With mailboxes filled with ads for prescription drug plans and supplemental coverage, picking the right Medicare plans can be confusing. But it doesn't have to be. AARP New Hampshire is offering a free two-part webinar this week to help answer questions about which options are right for you. 

Todd Fahey, state director for AARP New Hampshire, said choosing the right plans can make a big difference.

"The webinar will help people make informed decisions including when they should take this, maybe why they should take it and help them navigate the complexities of this,” Fahey said. “It is not a simple process and it will require a bit of work."

The webinars are scheduled for 7 p.m. this Tuesday and Thursday, October 16 and 18. Registration is available online through the AARP New Hampshire web page. The open enrollment period for coverage year 2019 ends on December 7.

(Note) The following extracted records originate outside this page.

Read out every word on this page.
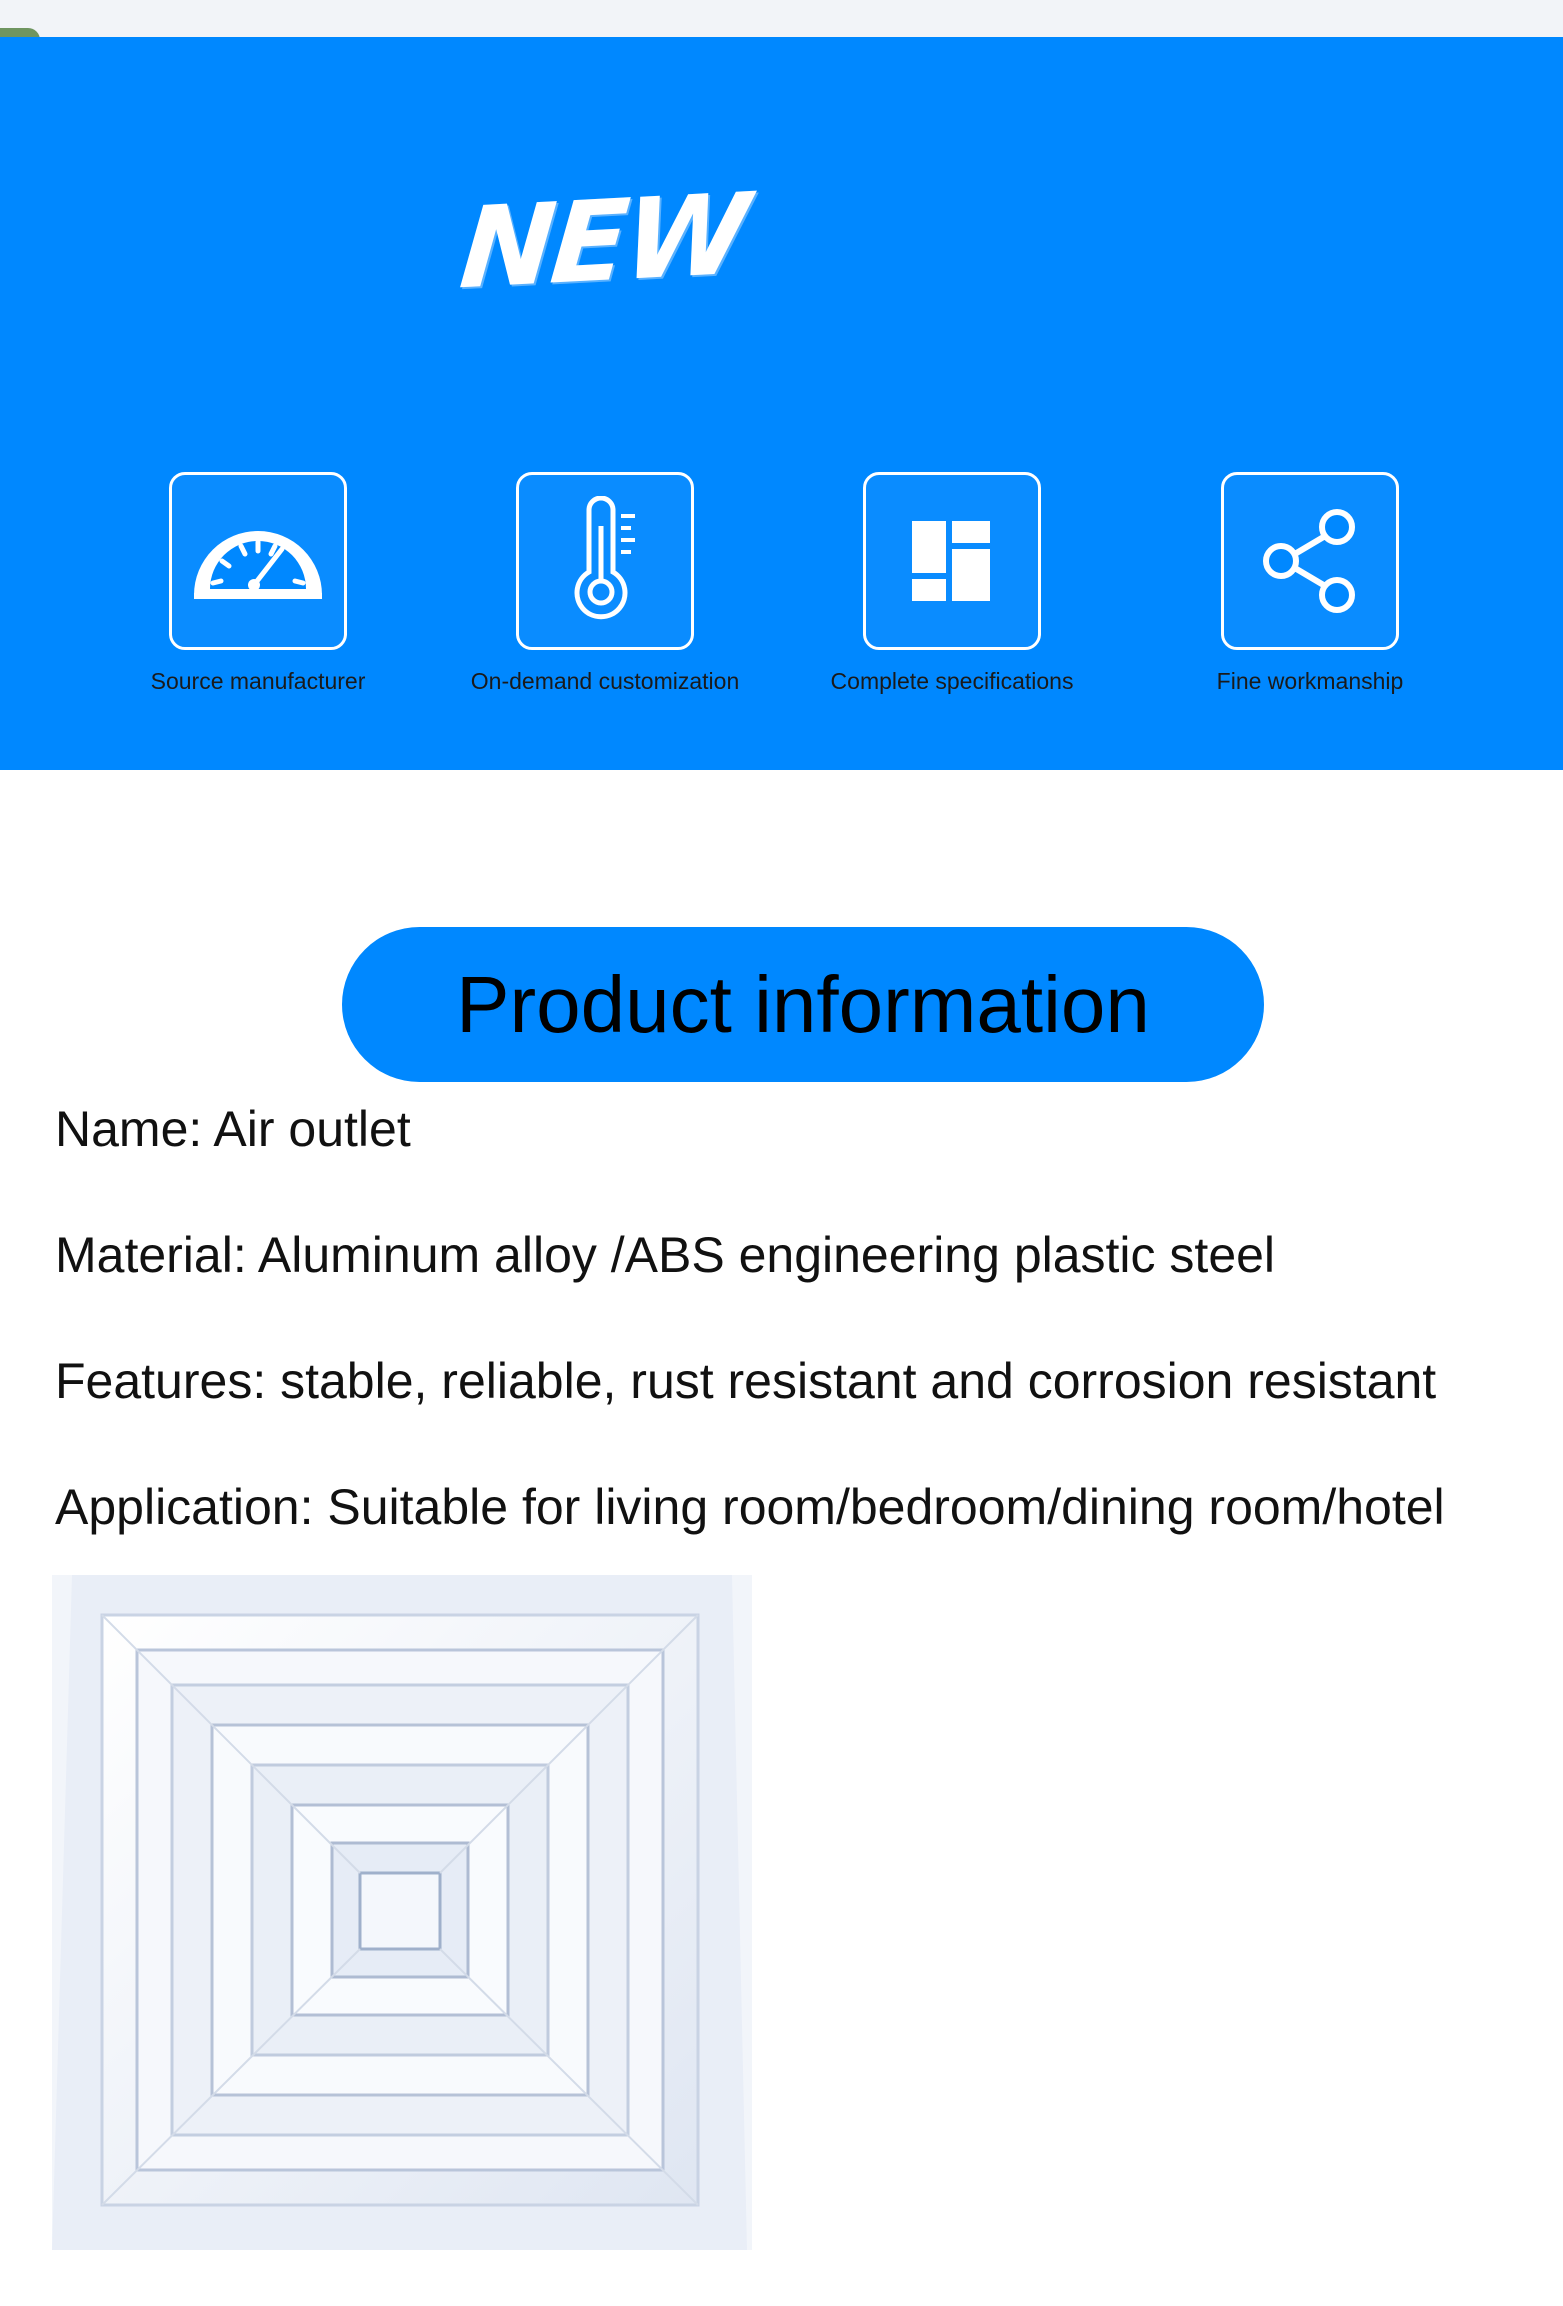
NEW
Source manufacturer	On-demand customization	Complete specifications	Fine workmanship
Product information
Name: Air outlet
Material: Aluminum alloy /ABS engineering plastic steel
Features: stable, reliable, rust resistant and corrosion resistant
Application: Suitable for living room/bedroom/dining room/hotel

The open-enrollment period is the only time of the year when you can make changes to the coverage you have. As Fahey pointed out, if you're already enrolled in supplemental Medicare, it may be time to consider switching plans.

"It's important because sometimes people's health needs change and so can the plans,” he said; “and it's important during this time to make sure the Medicare coverage selected still works for you."

Medicare Part C plans cover some services not included in original Medicare, and Part D helps pay for prescription drugs.

Fahey added it's important to remember you've been paying for Medicare your entire working life through federal payroll deductions. So once you're eligible, it just makes sense to enroll.

"Medicare has been around for decades. It's an earned benefit and it's something that people should definitely take advantage of to make sure they have the supplemental coverage to make sure their health needs are met,” he said.

For those who miss the webinars, help is still available through Medicare.gov/find-a-plan and AARP.org/Medicare.